ASTIN: I first got into acting when I was 14, coming back from a junior high school basketball game. My mom picked me up and she had been mentioning, prior to that, this community production of Godspell, a couple towns over. I was reluctant, at first, and she bribed me with some great dinner that was in that town, neighboring the theater. I always secretly really liked singing and I’ve been playing piano since I was five, so I went for it, in my basketball uniform. I sang “Happy Birthday,” or something like that, and I booked the gig, due to the lack of males at that level. I think Jesus was going to be a girl, for the first time, ever, so I snagged that. I did it and my life just did a complete 180. I became so immersed in it. I loved doing it. It was odd, at first, to do that, but once I really opened myself up to it, my life completely changed and I loved it. And then, three years later, I was trying to do it professionally. I realize now that the whole basketball story is the plot of High School Musical, but screw Zac Efron. I actually know Zac. He’s an amazing guy. But, his character is a jerk because that’s so my story, and I definitely had that, before that.
ASTIN: Of course!
CAMP: They were very supportive. They’ve always been behind me. They’ve just been like, “You better make some money, one of these days.” I’m like, “I’m trying! I’m trying to, dad!” They’ve been very supportive. I love them both!
Anna, what’s it like to be a part of The Mindy Project?
CAMP: We are shooting it right now. It’s going really, really well. It’s super funny! In the story, Mindy [Kaling] and I went to college together and we graduated from Princeton, at the same time. We thought we were going to go off to New York and be single and have fun, but I got married right away and had a kid. There’s an episode, mid-way through the season, that really shows my jealousies towards her life, and hers towards mine. It really paints a true picture. You always envy someone else’s life and, as a woman, you’re always comparing your life to someone else’s life. I think it does a really good, realistic job of painting that best friendship. We’ll see what happens. I hope people love it. Chris Messina is so good and so funny. Their dynamic together is really great. My fingers are crossed for the show.
Skylar, what do you have going on now?
ASTIN: I have a movie coming out in March that’s called 21 and Over. It’s written by the guys that wrote The Hangover (Jon Lucas and Scott Moore), and me and Miles Teller play the two leads. He was in Footloose and Rabbit Hole, and this is going to be a big Rebel Wilson-esque moment for him. He and I have the dynamic of Owen Wilson and Vince Vaughn in Wedding Crashers. We’re like those two bros. Women will love that. We have the unique opportunity of having it be a bit of a girl’s movie that we’re trying to get guys to come to because it is so universal. That will be a little bit of an opposite thing. It’s The Hangover in college, but the difference between this and The Hangover is that we do not try to figure out what happened the night before. We drag you through that night. You will see what happens from 8 o’clock to 8 o’clock, in one cray-cray night. There will be an entire gag reel dedicated to Miles and I.
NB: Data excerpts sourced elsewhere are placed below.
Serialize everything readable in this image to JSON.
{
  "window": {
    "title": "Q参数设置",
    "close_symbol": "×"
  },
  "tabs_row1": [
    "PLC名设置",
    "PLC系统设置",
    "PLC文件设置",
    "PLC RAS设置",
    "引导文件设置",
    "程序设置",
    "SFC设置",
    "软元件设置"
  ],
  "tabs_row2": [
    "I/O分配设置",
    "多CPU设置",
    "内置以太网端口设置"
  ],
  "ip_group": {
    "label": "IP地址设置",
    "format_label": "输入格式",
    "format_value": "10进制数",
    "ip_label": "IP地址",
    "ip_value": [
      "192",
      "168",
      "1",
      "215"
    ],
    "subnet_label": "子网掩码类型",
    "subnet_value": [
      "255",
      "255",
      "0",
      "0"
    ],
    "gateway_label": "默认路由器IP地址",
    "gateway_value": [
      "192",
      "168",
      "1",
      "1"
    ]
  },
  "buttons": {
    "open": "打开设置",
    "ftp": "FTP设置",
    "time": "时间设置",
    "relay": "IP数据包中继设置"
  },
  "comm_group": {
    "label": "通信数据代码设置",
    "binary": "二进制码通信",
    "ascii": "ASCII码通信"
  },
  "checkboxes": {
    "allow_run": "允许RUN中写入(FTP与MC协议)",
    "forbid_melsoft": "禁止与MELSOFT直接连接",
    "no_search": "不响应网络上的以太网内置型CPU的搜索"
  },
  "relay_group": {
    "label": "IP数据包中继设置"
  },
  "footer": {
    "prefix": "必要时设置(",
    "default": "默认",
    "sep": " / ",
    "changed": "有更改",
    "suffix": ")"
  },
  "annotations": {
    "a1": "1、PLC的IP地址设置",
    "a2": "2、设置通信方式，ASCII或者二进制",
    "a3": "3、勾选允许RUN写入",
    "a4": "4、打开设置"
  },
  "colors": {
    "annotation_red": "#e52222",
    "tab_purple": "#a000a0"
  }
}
If they made or remade any musical into a movie, what would you want to be in?
ASTIN: I heard they’re doing Wicked, at some point, but I don’t think there’s a role for me. Maybe Fiyero, but they’re going to go with some pretty boy. I would love that, though.
CAMP: I’d want to do Debbie Does Dallas. There’s a musical of Debbie Does Dallas that was at the Fringe Festival in New York. It’s really great music. It’s based on the porn, but it’s very sad. It’s actually really cool. It just makes statements about wanting to be famous, and stuff like that. I would love that.
Pitch Perfect opened in limited release on September 28th, and in wide release on October 5th.